Resting glucose turnover rates have also been measured in several fish species other than trout, and Fig. 3 summarizes published results. Except for a single study where continuous infusions were carried out in American eels Anguilla rostrata (Cornish and Moon, 1985), glucose turnover rates were always measured using the bolus injection technique. Interestingly, the bolus injection experiments all provided lower estimates of turnover rate than we observed here for trout, whereas the American eel values previously obtained by continuous infusion were six times higher. Critical problems with the use of the bolus injection technique have been mentioned above or discussed previously (Weber and Haman, 1995). Because continuous infusion bypasses many of these problems (Wolfe, 1992), and because it is known to be more accurate than the bolus injection technique (Allsop et al. 1978, 1979), previous estimates of glucose turnover measured by bolus injection probably underestimate true rates.

In conclusion, the simple surgical technique described here makes the accurate measurement of metabolite turnover rates possible in live trout and opens the door to the dynamic study of substrate kinetics under a variety of experimental conditions.

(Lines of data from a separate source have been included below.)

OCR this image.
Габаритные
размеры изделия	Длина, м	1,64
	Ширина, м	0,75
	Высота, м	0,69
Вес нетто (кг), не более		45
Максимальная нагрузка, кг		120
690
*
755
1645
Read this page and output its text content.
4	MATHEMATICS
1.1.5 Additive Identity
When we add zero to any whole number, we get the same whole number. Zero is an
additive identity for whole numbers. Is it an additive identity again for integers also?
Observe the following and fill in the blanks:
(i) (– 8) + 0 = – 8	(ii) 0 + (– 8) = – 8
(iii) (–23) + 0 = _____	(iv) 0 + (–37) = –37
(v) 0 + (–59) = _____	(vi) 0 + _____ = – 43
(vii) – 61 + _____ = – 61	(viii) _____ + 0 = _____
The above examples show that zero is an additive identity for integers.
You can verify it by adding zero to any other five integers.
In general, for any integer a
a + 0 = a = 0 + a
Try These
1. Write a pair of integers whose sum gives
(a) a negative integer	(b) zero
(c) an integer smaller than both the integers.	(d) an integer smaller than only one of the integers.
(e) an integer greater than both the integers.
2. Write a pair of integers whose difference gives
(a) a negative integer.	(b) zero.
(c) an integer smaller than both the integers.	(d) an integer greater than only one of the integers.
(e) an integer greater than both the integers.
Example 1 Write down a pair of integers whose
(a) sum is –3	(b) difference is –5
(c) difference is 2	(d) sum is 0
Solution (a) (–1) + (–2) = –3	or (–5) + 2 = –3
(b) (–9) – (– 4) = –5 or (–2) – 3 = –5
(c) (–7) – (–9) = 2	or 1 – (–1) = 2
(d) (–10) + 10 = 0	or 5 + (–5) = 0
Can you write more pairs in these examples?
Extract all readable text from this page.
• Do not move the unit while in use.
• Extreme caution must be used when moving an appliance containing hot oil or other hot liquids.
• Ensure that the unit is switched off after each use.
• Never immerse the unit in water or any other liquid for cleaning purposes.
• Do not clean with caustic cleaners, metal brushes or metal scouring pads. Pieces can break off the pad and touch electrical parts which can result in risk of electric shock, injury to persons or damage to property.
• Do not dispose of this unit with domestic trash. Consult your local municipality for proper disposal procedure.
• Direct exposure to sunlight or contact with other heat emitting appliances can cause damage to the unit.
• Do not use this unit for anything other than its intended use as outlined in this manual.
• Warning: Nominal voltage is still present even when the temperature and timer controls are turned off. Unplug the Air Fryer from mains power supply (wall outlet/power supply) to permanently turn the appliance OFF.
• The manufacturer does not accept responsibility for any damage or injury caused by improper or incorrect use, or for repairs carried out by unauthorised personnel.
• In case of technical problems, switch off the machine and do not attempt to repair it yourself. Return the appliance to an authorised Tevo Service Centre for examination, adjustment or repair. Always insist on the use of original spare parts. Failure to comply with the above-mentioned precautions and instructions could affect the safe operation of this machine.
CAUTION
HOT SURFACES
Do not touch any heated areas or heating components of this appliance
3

The method can be adapted to the investigation of most metabolic substrates, including fatty acids, glycerol, amino acids and lactate, in addition to glucose. In particular, infusion/sampling sites may have to be modified to provide the best possible estimates of flux for metabolites entering the circulation at multiple locations. Future use of the continuous infusion technique under steady-state and non-steady-state conditions will add a new dimension to our understanding of fish metabolism.